Post by hlk Wed 07 Dec 2011, 13:51

EU leaders will meet in Brussels to decide on the bloc’s future

THE 17 nations of the eurozone will face a defining moment on Friday, as key European Union (EU) leaders meet in Brussels, Belgium, to decide on the ultimate plan for their future. Yes, we've heard this many times before, but this time it could be different.

Over the past year or so, the eurozone union has proved to be difficult and expensive especially for Germany to maintain because of the region's escalating sovereign debt crisis. And yet a break-up of this 12-year bond could prove to be even more painful for the member states and “catastrophic” for the global economy with the extent of damage, as some economists put it, “difficult to fathom at this juncture.”

All eyes are, therefore, on the EU summit towards the weekend.
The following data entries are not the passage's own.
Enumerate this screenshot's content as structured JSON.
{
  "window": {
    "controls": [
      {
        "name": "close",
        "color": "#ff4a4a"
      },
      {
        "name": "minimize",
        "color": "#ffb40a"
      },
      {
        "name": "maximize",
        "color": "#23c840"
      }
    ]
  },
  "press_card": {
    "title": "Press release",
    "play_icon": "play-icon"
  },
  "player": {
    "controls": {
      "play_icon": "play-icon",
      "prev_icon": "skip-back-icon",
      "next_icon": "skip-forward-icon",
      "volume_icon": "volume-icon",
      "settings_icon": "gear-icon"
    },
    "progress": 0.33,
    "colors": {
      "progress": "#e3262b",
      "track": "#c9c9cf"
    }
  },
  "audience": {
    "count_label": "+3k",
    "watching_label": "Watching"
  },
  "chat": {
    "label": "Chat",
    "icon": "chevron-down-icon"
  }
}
And as global markets await the verdict, trading will likely exhibit an extremely cautious and highly volatile move through the week.

“The outcome of the meeting will be crucial for global market sentiment, going forward,” a research head with a local financial institution told StarBiz.

“But the good news is, there is rising optimism ahead of the meeting that the EU policymakers, led by Germany and France, will come up with a plausible solution to manage the region's debt crisis and ensure the survival of the single-currency region,” he explained.

RAM Holdings Bhd group chief economist Dr Yeah Kim Leng concurs, saying, “There appears to be a gathering of political will lately to stem the eurozone debt crisis.”

According to analysts at the Royal Bank of Scotland plc (RBS), there are already increasing signs the upcoming EU heads of states meeting would see new proposals for more serious reforms to resolve the region's structural problems. They even speculate that the region's reform initiatives could eventually lead to greater European Central Bank (ECB) backing.

The analysts further noted the ECB was expected to cut the region's key interest rates again by at least 25 basis points to 1% this month.

“In addition to a lowering of interest rates, we look for new measures by the ECB to address the current funding pressures affecting both the euro and dollar markets,” the analysts said. “This could prove to be a significant support to the banking sector at a time of acute funding pressure.”

“A further loosening of the collateral policy in euros, a move towards accepting dollar collateral and a cut in the cost of the dollar-swap line, if implemented, would go a long way to assuage some of the concerns related to funding,” they added.

The eurozone economy has been experiencing an accelerating pace of deterioration in recent months. In the third quarter of 2011, gross domestic product (GDP) grew only 0.2% quarter-on-quarter, matching the pace of growth in the preceding three months.

Recent surveys suggest further contraction is in store for the eurozone. For instance, the Markit's Composite Purchasing Managers Index (PMI), which measures changes in business activity, shows the region' private sector economy contracting for a third straight month in November.

While the PMI rose slightly to 47 from 46.5 in October, it is still far below the 50-mark that divides growth from contraction. This puts the region's economy on course for a 0.6% contraction in the fourth quarter.

In the worst-case scenario, Asia's economy will not be immune. Nevertheless, the fast-growing region can find solace in the fact that the negative impact it would likely feel will not be as severe as crisis-inflicted countries.

In its recently published quarterly report on the economic outlook, the Institute of Chartered Accountants in England and Wales (ICAEW) said South-East Asia's economies were expected to continue with their strong growth.

It said the troubles brewing in Europe should not derail the train of prosperity of the major economies of Asean, namely Indonesia, Malaysia, the Philippines, Singapore, Thailand and Vietnam.

ICAEW said Asean's GDP was expected to grow at an annual rate of 4.8% next year and 5.4% in 2013, outperforming the global average for both years. It expected Malaysia to register an annual growth of 4.3% next year, before rebounding strongly to 5.6% in 2013.